Freitag, Juli 17, 2026

Mehrwert für Manager

Mit dem neuen Fassadensystem FlectoLine hat HELLA eine intelligente, hochautomatisierte Lösung entwickelt, die sich an der Natur orientiert. FlectoLine kombiniert die Gewinnung erneuerbarer Sonnenenergie mit maximaler Energieeffizienz und individuellem Komfort für die Nutzer des Gebäudes.

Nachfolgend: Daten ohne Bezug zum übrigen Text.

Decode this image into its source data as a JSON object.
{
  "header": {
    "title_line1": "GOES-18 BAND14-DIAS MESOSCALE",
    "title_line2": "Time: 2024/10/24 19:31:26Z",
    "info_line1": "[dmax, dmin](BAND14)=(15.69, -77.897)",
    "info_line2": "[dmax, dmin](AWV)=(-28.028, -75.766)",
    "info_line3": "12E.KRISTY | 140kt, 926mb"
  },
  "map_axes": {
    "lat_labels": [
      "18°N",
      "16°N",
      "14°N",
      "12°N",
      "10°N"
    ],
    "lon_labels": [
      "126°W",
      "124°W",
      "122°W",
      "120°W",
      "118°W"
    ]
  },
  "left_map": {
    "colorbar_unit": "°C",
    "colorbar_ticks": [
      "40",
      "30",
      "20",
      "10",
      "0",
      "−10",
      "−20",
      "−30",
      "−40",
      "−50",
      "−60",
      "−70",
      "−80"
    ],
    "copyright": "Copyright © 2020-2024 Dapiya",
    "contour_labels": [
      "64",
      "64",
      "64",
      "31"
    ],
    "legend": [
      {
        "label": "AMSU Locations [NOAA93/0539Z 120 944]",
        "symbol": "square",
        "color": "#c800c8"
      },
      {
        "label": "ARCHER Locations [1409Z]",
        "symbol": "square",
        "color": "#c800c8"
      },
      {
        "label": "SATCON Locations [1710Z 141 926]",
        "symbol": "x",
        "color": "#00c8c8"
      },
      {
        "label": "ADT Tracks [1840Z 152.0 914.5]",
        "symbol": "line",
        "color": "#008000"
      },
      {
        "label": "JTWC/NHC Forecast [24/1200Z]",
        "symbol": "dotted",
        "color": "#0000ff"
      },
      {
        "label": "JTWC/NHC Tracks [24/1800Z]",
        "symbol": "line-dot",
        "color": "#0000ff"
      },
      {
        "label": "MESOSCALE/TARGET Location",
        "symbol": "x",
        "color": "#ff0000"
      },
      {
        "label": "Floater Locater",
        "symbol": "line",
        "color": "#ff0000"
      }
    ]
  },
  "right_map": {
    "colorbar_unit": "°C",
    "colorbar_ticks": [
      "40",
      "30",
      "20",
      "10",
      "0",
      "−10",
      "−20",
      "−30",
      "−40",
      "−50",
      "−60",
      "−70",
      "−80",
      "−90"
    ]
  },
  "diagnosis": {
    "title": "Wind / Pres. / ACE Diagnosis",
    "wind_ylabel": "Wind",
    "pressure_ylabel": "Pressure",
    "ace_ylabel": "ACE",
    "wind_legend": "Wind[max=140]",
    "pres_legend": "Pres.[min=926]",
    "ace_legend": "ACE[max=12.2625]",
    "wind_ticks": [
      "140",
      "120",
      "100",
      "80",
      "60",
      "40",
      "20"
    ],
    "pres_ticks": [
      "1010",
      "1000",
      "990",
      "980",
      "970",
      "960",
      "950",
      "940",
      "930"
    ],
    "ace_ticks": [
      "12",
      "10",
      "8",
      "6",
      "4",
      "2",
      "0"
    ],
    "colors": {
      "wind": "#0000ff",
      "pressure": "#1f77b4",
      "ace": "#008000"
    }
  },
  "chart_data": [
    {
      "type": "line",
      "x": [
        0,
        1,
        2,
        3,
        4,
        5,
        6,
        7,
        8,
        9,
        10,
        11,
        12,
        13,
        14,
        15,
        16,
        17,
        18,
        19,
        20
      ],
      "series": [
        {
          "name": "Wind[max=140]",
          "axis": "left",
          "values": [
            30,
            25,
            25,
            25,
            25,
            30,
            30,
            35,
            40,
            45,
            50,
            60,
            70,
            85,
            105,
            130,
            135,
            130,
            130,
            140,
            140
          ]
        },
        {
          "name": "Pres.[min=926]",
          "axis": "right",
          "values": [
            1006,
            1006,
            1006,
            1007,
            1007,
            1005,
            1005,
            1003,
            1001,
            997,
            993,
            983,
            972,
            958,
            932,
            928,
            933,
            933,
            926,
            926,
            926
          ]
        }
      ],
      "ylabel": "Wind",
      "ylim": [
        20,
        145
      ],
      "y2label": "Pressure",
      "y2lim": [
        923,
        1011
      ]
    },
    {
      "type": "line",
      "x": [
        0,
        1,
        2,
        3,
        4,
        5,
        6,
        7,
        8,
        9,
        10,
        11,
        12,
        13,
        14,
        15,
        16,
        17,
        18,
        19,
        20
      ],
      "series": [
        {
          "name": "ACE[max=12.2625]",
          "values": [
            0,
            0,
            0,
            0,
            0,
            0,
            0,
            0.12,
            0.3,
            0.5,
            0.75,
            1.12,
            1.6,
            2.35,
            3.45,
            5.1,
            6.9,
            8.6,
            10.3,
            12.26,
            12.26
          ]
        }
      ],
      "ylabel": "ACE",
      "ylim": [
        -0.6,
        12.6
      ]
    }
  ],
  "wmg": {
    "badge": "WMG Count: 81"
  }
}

Adaptive Fassadenlösung von HELLA
Das Ergebnis mit Anleihen aus der Bionik: eine Fassade nach dem Vorbild der Natur. Bildquelle: ITKE-ITFT University of Stuttgart

„FlectoLine ist ein Meilenstein in der Entwicklung nachhaltiger Fassadenlösungen für die Nullenergiegebäude der Zukunft“, freut sich Andreas Kraler, geschäftsführender Gesellschafter der HELLA Gruppe. Das Unternehmen beteiligte sich als Technologiepartner an dem internationalen Forschungsprojekt der Universität Stuttgart. Das österreichische Familienunternehmen lieferte bauphysikalische Tests, technische Komponenten und umfassendes Material- und System-Know-how. Weiters übernahm das Unternehmen die Verantwortung für die Systemsteuerung.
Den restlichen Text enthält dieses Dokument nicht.